The simplest overall solution was to specify the tables on which the main query is executed. What was to be obtained in the main query by ORDER BY was obtained first auxiliary request on the first query by pre-rank the tables on the main query is executed.
In this way we avoid the problem 2x ORDER BY in the main query, because the ORDER BY clause is transferred to the first auxiliary request.

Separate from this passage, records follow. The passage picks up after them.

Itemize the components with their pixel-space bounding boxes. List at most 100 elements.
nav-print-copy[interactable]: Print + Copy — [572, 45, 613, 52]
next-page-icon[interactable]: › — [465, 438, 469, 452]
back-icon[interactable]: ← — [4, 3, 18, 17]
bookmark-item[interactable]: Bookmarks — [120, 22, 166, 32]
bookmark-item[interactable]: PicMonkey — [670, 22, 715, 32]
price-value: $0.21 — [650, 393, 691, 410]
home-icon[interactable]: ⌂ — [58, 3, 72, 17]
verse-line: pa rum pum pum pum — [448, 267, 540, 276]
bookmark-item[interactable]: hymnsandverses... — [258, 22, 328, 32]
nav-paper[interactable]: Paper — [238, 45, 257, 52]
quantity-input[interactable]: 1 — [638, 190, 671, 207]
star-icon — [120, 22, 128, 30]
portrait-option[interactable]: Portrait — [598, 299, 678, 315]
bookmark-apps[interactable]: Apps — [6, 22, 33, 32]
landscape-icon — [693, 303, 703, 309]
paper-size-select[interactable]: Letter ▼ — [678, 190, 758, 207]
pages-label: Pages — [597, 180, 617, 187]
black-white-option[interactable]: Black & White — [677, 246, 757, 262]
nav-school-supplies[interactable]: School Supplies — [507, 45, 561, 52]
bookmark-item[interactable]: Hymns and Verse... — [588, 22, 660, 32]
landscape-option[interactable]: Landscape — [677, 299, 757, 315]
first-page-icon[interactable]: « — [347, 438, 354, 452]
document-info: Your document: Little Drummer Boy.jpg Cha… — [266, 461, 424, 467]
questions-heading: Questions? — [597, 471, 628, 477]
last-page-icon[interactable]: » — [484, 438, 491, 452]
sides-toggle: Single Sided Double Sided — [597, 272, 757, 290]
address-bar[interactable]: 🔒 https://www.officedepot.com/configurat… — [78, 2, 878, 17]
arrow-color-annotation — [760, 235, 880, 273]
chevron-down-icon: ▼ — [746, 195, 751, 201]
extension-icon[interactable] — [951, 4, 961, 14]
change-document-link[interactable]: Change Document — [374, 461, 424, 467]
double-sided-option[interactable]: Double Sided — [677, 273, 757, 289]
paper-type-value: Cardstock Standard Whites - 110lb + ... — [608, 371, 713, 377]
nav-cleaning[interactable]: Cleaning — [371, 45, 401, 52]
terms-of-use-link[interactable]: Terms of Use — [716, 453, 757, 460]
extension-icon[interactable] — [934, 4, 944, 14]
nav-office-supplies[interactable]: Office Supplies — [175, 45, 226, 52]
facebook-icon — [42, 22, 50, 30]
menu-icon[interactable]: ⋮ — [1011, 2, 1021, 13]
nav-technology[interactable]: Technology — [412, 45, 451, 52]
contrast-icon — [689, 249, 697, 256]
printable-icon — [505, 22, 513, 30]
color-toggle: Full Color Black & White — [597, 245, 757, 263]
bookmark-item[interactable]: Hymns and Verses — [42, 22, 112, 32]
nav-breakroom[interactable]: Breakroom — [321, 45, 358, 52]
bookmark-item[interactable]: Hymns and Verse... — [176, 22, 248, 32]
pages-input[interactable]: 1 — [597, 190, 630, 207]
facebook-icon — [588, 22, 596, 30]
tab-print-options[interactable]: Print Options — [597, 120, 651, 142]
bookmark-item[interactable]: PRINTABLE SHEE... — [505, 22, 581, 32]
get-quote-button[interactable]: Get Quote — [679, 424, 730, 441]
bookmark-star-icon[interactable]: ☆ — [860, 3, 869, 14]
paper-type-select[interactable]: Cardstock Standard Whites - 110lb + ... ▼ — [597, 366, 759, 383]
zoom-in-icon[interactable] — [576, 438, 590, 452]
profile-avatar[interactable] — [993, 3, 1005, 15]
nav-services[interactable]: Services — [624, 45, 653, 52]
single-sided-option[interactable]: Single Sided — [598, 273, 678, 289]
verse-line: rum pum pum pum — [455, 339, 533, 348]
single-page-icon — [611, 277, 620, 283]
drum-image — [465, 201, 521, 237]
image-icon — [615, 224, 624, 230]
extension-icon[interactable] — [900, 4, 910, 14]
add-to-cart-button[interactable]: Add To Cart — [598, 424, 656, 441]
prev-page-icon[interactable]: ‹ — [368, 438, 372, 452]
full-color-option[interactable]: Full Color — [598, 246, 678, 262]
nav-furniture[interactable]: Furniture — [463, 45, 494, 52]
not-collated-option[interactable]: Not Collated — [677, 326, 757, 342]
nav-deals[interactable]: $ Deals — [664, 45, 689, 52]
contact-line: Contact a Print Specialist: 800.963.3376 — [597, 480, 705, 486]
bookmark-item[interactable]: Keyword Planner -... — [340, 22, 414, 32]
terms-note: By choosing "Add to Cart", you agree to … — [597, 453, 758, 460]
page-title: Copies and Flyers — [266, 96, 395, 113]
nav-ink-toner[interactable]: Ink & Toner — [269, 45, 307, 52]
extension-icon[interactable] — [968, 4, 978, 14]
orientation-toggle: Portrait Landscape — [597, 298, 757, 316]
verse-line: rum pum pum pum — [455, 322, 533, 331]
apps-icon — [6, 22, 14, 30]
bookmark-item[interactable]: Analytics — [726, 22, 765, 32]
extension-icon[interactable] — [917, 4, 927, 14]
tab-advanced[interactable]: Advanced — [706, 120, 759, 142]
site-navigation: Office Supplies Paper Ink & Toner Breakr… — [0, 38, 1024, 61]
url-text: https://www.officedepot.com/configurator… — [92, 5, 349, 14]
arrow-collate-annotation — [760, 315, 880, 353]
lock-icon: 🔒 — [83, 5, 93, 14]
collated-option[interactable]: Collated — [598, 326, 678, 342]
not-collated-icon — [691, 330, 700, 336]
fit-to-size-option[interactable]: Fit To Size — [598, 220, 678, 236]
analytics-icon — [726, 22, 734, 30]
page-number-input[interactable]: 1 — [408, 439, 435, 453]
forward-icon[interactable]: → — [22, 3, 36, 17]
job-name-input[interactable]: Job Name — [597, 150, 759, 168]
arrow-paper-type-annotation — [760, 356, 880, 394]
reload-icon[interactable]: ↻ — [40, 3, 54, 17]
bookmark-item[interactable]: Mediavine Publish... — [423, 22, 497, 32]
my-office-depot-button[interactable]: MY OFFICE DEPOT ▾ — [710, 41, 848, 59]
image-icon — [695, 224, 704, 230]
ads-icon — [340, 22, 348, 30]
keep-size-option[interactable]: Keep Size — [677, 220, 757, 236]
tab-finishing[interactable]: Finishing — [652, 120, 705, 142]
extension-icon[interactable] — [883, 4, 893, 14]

$STH_1 = $DBH_R->query("SELECT c.table_name
FROM v_c_country c
INNER JOIN information_schema.tables i ON i.table_name = c.table_name
ORDER BY c.country_name_pl ASC ");
while (($row_1 = $STH_1 -> fetch_assoc()) != null){
$table_name = $row_1['table_name'];
$stmts_1[] = sprintf("SELECT *,'$table_name' AS table_name, time(date_time) AS time_dt, date(date_time) AS date_dt, MAX(date_time) AS MAXdate
FROM $table_name
WHERE ei_code = '1117' AND (DAY(date_time) != '00')
AND date_time = (SELECT MAX(date_time) FROM $table_name WHERE ei_code = '1117' AND index_released = '1')
");
}
$stmt_1 = implode("\nUNION\n", $stmts_1);
$STH_5_2 = $DBH_R->query($stmt_1);
Often I meet here with the tolerant approach to the questions asked, you know that if someone asks a question that awaits us - looking for - ask for help in solving the problem. I really, really thank all those who reach out a helping hand and give really helpful answer. These people really do happen.